There were also 57,091 deaths reported as of that date, or .03 deaths for every 100,000 residents. Both sets of numbers represent a decline from recent numbers, although the website doesn’t say how much.

Also this week, the California Department of Public Health announced that, as of April 1, everyone 50 years old or old will be eligible for vaccination. By April 15, that will be expanded to anyone 16 and older.

“The light at the end of the tunnel continues to get brighter,” Gov. Gavin Newsom said in a tweet this week.

With at least some form of normalcy on the horizon, some businesses are starting to consider how the last 12 months might have changed how they do business, either temporarily or permanently.

“I think the worst part is over, but I wouldn’t say we’re back to normal,” said Brandy Murad, accounts manager with OEM Materials & Supplies Inc. in Santa Ana. “There’s more supply that there was a year ago, but there is also more demand.”

OEM, which has multiple clients in the Inland Empire, is a 16-year-old packaging manufacturing company that has been transformed by the pandemic.
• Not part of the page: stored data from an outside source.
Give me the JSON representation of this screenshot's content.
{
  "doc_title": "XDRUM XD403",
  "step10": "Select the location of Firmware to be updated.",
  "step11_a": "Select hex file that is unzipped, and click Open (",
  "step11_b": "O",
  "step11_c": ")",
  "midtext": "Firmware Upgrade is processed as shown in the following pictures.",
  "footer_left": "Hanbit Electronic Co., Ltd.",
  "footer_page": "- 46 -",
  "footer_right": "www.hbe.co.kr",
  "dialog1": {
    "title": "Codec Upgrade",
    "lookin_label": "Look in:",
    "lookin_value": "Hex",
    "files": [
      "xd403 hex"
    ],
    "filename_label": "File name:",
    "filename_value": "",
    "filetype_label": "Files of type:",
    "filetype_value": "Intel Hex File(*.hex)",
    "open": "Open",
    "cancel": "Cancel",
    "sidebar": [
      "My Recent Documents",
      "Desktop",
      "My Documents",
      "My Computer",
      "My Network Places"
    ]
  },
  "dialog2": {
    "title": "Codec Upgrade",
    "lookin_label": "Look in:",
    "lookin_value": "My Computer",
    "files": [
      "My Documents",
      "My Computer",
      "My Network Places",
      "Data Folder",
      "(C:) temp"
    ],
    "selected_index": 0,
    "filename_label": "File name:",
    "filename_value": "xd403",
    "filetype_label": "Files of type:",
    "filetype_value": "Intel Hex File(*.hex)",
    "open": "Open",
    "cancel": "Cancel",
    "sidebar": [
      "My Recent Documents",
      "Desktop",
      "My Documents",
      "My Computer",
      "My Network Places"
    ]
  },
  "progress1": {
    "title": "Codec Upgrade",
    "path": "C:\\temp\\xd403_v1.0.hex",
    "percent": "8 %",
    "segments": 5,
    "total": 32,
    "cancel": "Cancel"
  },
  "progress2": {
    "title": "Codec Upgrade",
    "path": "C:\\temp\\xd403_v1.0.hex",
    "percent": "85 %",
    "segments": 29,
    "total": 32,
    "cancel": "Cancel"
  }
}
OEM lost about 60 percent of its business when COVID-19 hit because so much manufacturing was suspended, said Wendy King, the company’s founder and chief executive officer.

Forced to find other revenue sources, OEM turned to distributing certain medical and safety supplies something it already did on a smaller scale. It began buying personal protection equipment  – masks, gloves, hand sanitizers and disinfectants – and let local hospitals know they were able to supply those items, which were desperately needed.
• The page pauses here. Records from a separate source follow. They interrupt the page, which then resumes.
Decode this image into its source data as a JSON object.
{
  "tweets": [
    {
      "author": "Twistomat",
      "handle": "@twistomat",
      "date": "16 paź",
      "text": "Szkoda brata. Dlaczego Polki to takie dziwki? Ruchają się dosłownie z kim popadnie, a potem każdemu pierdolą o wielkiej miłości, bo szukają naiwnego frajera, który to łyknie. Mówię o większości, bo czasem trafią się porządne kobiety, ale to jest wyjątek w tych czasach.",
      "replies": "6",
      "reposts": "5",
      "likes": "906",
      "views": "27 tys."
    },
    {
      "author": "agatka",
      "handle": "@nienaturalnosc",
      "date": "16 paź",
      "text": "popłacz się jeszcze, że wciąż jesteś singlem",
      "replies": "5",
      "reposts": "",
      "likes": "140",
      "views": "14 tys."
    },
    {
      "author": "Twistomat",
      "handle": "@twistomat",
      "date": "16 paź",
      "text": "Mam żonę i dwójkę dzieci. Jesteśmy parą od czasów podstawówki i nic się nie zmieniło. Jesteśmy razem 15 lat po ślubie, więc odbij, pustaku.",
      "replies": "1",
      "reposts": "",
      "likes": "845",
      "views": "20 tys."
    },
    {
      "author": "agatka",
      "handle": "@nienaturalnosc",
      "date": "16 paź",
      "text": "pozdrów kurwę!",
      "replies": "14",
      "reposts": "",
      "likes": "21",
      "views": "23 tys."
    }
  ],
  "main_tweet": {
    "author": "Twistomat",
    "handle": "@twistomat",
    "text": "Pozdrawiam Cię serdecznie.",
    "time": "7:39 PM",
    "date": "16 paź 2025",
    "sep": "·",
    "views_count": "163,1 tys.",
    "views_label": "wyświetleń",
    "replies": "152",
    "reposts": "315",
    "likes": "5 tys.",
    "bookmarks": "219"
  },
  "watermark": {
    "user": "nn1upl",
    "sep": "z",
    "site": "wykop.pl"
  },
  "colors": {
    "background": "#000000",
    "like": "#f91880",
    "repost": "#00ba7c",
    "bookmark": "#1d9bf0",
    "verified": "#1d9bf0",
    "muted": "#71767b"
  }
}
OEM then began dealing in a market that King compared to the wild west: with clandestine meetings in parking lots, products sold within 24 hours, and concerns about being exposed to goods that could be defective.
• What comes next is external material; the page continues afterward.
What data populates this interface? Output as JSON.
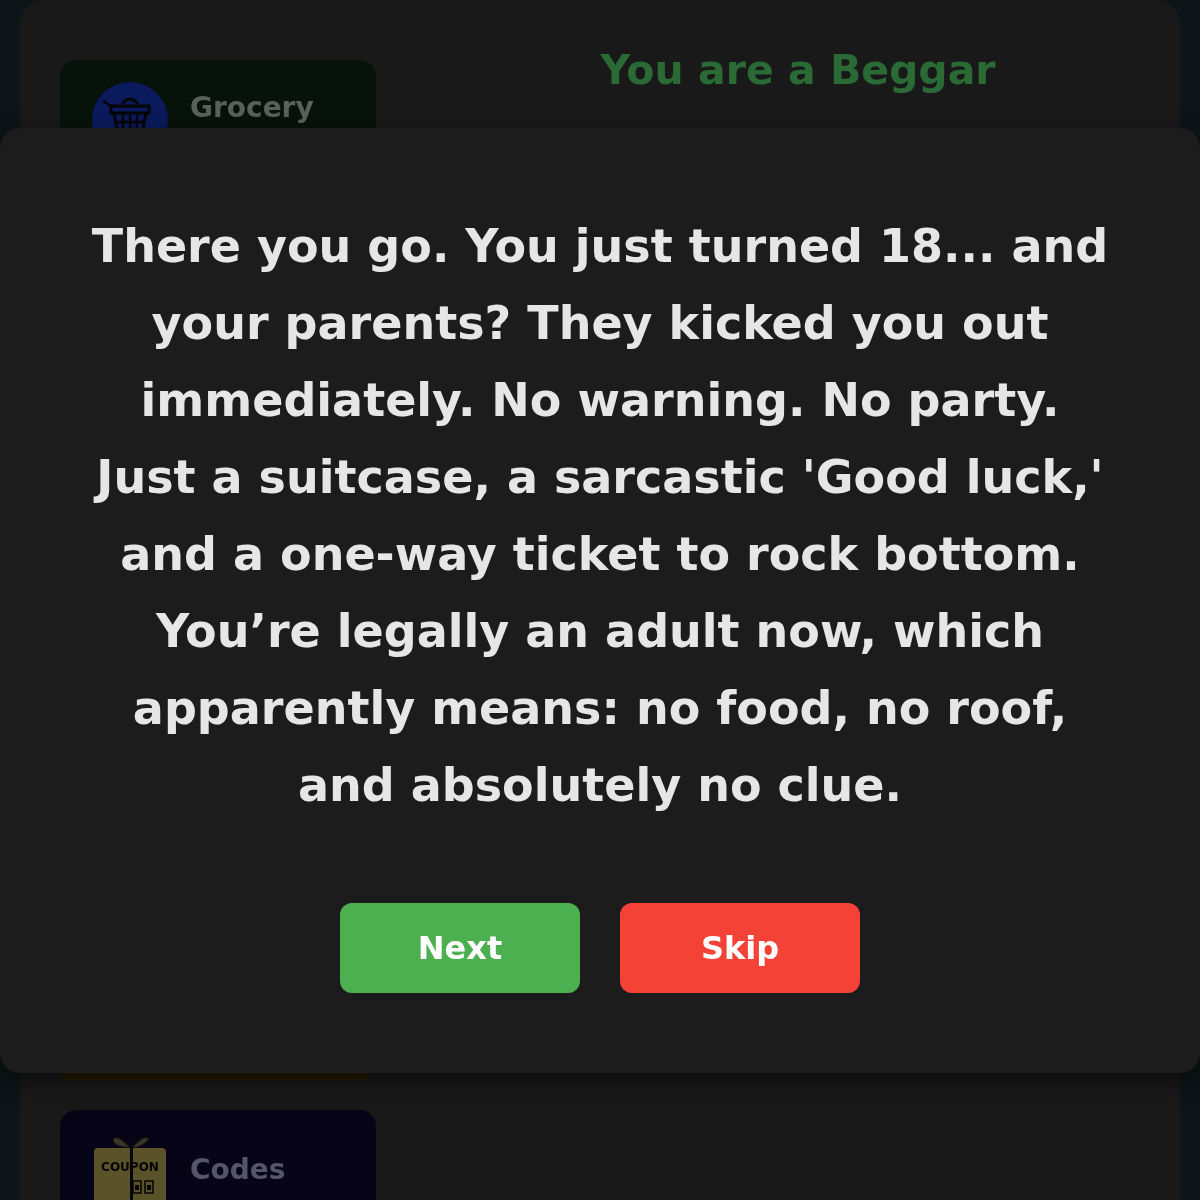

“There was a lot of counterfeit on the market, because just about anything can be duplicated,” King said in January.

That went on for several months, until the market calmed down. Now, moving forward, half of OEM’s business will be PPE sales, the other half packaging.

“We have a brand name in PPE sales now,” said King, who said the percentage before COVID-19 was 10 percent PPE and 90 percent packaging. “We’ve become a safe haven, a place where people can come where they know they’ll get vetted good products.”

Unfortunately, King and her co-workers will have to deal with the “new normal” in PPE sales: the aforementioned counterfeit products, including defective masks, gloves and isolation gowns and bad sanitizer.

The market was flooded when the pandemic began but has since calmed down. Still, the potentially damaging products are out there, often in fake packaging that is almost impossible to distinguish from the real thing.

Other times, the products are simply bad.

“There was some hand sanitizer that smelled like moonshine,” said Shea Silva, OEM account manager. “Some people smelled it and got rid of it right away. They said they’d rather just wash their hands.”

One way to avoid the frenzy that consumed the PPE market would be to make more of those products in the United States.

“Too many of them are made outside of the United States, and that put our Country in a compromised situation during the pandemic. If more of these types of products were made in the US we would have had less of a struggle obtaining them and while saving American jobs,” Romero-Estevez said. “If that changed it would make things a lot easier for everyone.”